On the acceleration of Ultra-High-Energy Cosmic Rays

TL;DR

This paper reviews the current understanding of how ultra-high-energy cosmic rays are accelerated and propagated, highlighting recent experimental findings, theoretical models, and the potential need for new physics to explain observations.

Contribution

It provides a comprehensive review of the theoretical and observational challenges in understanding UHECR acceleration and propagation, including recent experimental results and potential new physics implications.

Findings

Discovery of a high-energy cut-off in the UHECR spectrum

Clustering of highest energy events towards nearby active galactic nuclei

Constraints on acceleration models from recent observations

Abstract

Ultra High Energy Cosmic Rays (UHECRs) hit the Earth's atmosphere with energies exceeding $10^{18}$ eV. This is the same energy as carried by a tennis ball moving at 100 km/h, but concentrated on a sub-atomic particle. UHECRs are so rare (the flux of particles with $E > 10^{20}$ eV is 0.5/km$^2$/century) that only a few such particles have been detected over the past 50 years.
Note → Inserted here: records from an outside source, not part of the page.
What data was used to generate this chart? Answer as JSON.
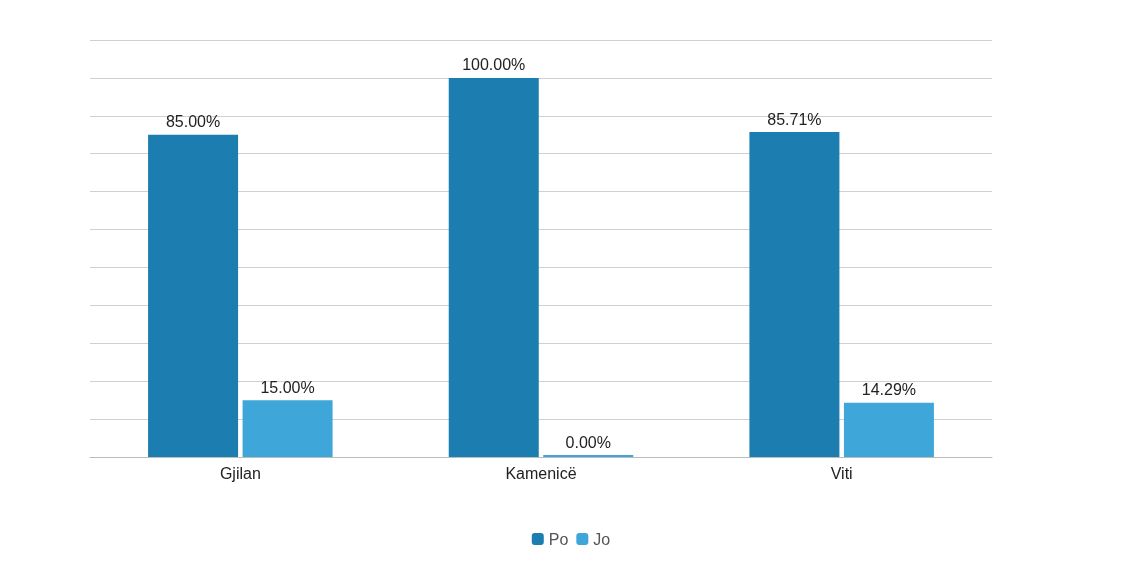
{
  "chart_data": {
    "type": "bar",
    "categories": [
      "Gjilan",
      "Kamenicë",
      "Viti"
    ],
    "series": [
      {
        "name": "Po",
        "color": "#1b7db0",
        "values": [
          85,
          100,
          85.71
        ],
        "value_labels": [
          "85.00%",
          "100.00%",
          "85.71%"
        ]
      },
      {
        "name": "Jo",
        "color": "#3ea6d8",
        "values": [
          15,
          0,
          14.29
        ],
        "value_labels": [
          "15.00%",
          "0.00%",
          "14.29%"
        ]
      }
    ],
    "ylim": [
      0,
      110
    ],
    "yticks": [
      {
        "value": 0,
        "label": null
      },
      {
        "value": 10,
        "label": null
      },
      {
        "value": 20,
        "label": null
      },
      {
        "value": 30,
        "label": null
      },
      {
        "value": 40,
        "label": null
      },
      {
        "value": 50,
        "label": null
      },
      {
        "value": 60,
        "label": null
      },
      {
        "value": 70,
        "label": null
      },
      {
        "value": 80,
        "label": null
      },
      {
        "value": 90,
        "label": null
      },
      {
        "value": 100,
        "label": null
      },
      {
        "value": 110,
        "label": null
      }
    ],
    "tick_labels": "x",
    "grid": "y",
    "legend": "bottom"
  }
}
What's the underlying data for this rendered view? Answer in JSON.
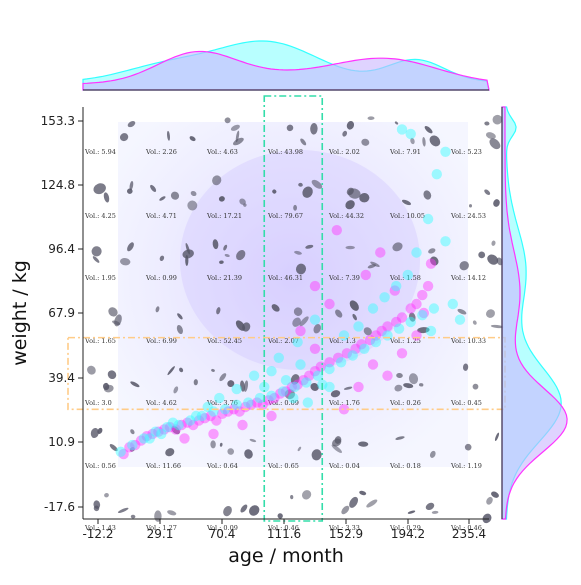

Recently, the HiRes and Auger experiments have reported the discovery of a high-energy cut-off in the UHECR spectrum, and Auger has found an apparent clustering of the highest energy events towards nearby active galactic nuclei. Consensus is building that the highest energy particles are accelerated within the radio-bright lobes of these objects, but it remains unclear how this actually happens, and whether the cut-off is due to propagation effects or reflects an intrinsically physical limitation of the acceleration process. The low event statistics presently allows for many different plausible models; nevertheless observations are beginning to impose strong constraints on them. These observations have also motivated suggestions that new physics may be implicated. We present a review of the key theoretical and observational issues related to the processes of propagation and acceleration of UHECRs and proposed solutions.